Punk enthusiast and UEA Vice-Chancellor Professor David Richardson has written to Sex Pistols frontman, John Lydon, to apologise for his predecessor cancelling their gig at UEA forty years ago. Included in the letter was a Norwich City bobble hat and UEA library card.
The show, due to be held at UEA on the 3rd December 1976, was billed as ‘A Punk-Rock Evening.’ Tickets cost £1.25 in advance and £1.50 on the door. Yet it was cancelled two days after John Lydon appeared on Today, a live London regional TV show, where he repeatedly swore.

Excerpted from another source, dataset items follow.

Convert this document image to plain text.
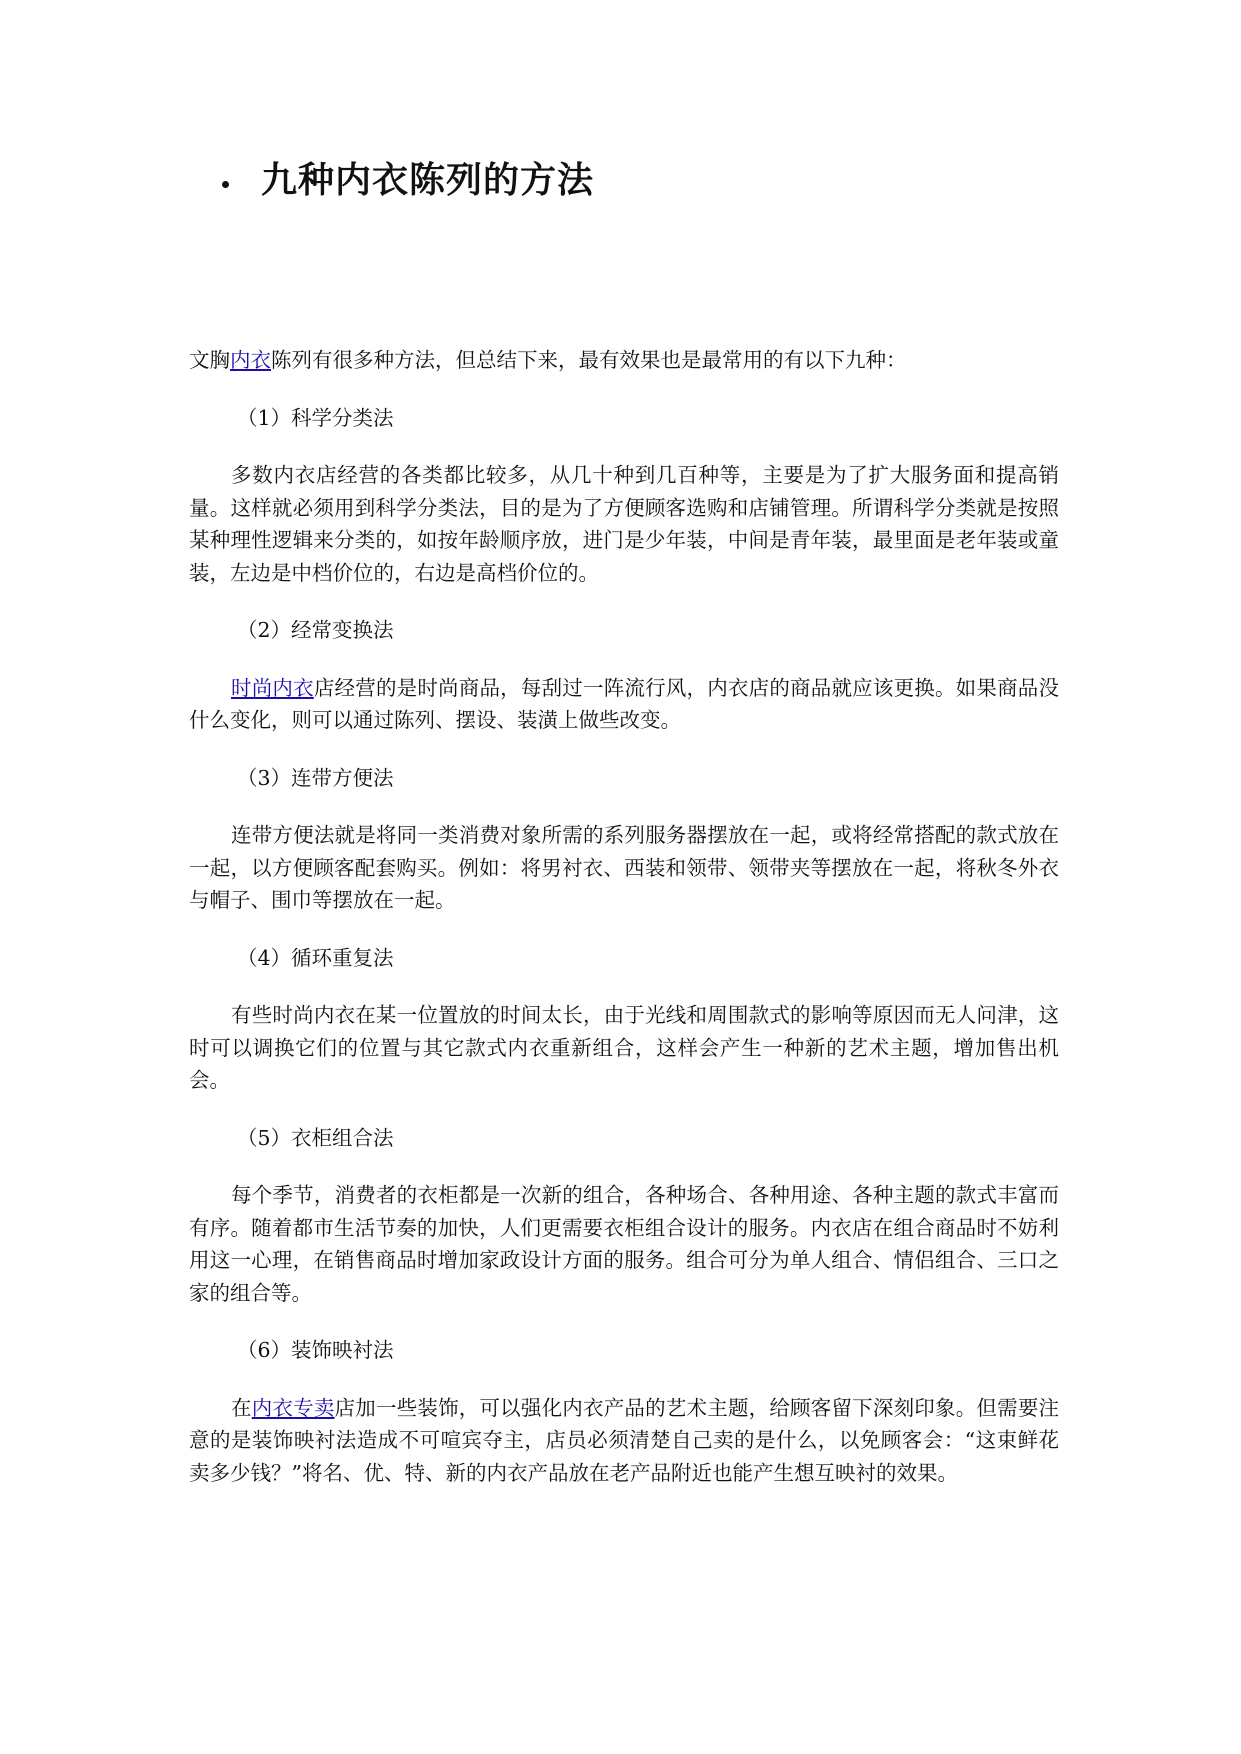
九种内衣陈列的方法

文胸内衣陈列有很多种方法，但总结下来，最有效果也是最常用的有以下九种：

（1）科学分类法

多数内衣店经营的各类都比较多，从几十种到几百种等，主要是为了扩大服务面和提高销量。这样就必须用到科学分类法，目的是为了方便顾客选购和店铺管理。所谓科学分类就是按照某种理性逻辑来分类的，如按年龄顺序放，进门是少年装，中间是青年装，最里面是老年装或童装，左边是中档价位的，右边是高档价位的。

（2）经常变换法

时尚内衣店经营的是时尚商品，每刮过一阵流行风，内衣店的商品就应该更换。如果商品没什么变化，则可以通过陈列、摆设、装潢上做些改变。

（3）连带方便法

连带方便法就是将同一类消费对象所需的系列服务器摆放在一起，或将经常搭配的款式放在一起，以方便顾客配套购买。例如：将男衬衣、西装和领带、领带夹等摆放在一起，将秋冬外衣与帽子、围巾等摆放在一起。

（4）循环重复法

有些时尚内衣在某一位置放的时间太长，由于光线和周围款式的影响等原因而无人问津，这时可以调换它们的位置与其它款式内衣重新组合，这样会产生一种新的艺术主题，增加售出机会。

（5）衣柜组合法

每个季节，消费者的衣柜都是一次新的组合，各种场合、各种用途、各种主题的款式丰富而有序。随着都市生活节奏的加快，人们更需要衣柜组合设计的服务。内衣店在组合商品时不妨利用这一心理，在销售商品时增加家政设计方面的服务。组合可分为单人组合、情侣组合、三口之家的组合等。

（6）装饰映衬法

在内衣专卖店加一些装饰，可以强化内衣产品的艺术主题，给顾客留下深刻印象。但需要注意的是装饰映衬法造成不可喧宾夺主，店员必须清楚自己卖的是什么，以免顾客会：“这束鲜花卖多少钱？”将名、优、特、新的内衣产品放在老产品附近也能产生想互映衬的效果。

Then Vice-Chancellor, Dr Frank Thistlethwaite, banned it “on the grounds of protecting the safety and security of persons and property.” The university ended up paying the band not to appear. 50 students protested inside UEA’s administrative block, calling the gig’s cancellation “a direct attack” on the ability of the student union to make autonomous decisions. In a letter to Mr Lydon, Vice-Chancellor, David Richardson, wrote, “Sadly I never got to see the Sex Pistols play Newcastle City Hall on the same tour, as that gig was also cancelled, but I did go on to see many of the punk bands such as the Buzzcocks, The Clash and The Damned. This would, I’m sure, come as something of a surprise to today’s UEA students.”
Professor Richardson, a big punk rock fan himself, also took a term away from university to follow The Clash on one of their tours.
Richardson continued, “By way of marking the upcoming 40th anniversary of the world of the Sex Pistols and UEA colliding, and as a way of saying thanks for the hugely creative and positive impact you have had on music. I have enclosed a Norwich City bobble hat (you do mention in [your autobiography] that it was a favourite of yours) and your own UEA library card.
“Unlike in 1976 you are very welcome to visit UEA and to use our university library. If you are ever passing through Norwich again with Public Image Limited, I’d be delighted to show you around. UEA remains a place that values teaching and learning and our campus is a place where you would be welcomed.”
In an interview with BBC Radio Norfolk on the 3rd December, Professor Richardson said, “The impact of it was huge and many of the Anarchy in the UK gigs were cancelled. In many ways it helped to create the Sex Pistols.
“It’s arguable that the cancellation of that first gig of that Anarchy in UK tour at UEA has played a major role in punk rock history.
“We were the first gig, and we cancelled and that was significant.”
He added, “The fact that I became Vice Chancellor of the first university that banned the Sex Pistols is really quite an irony.”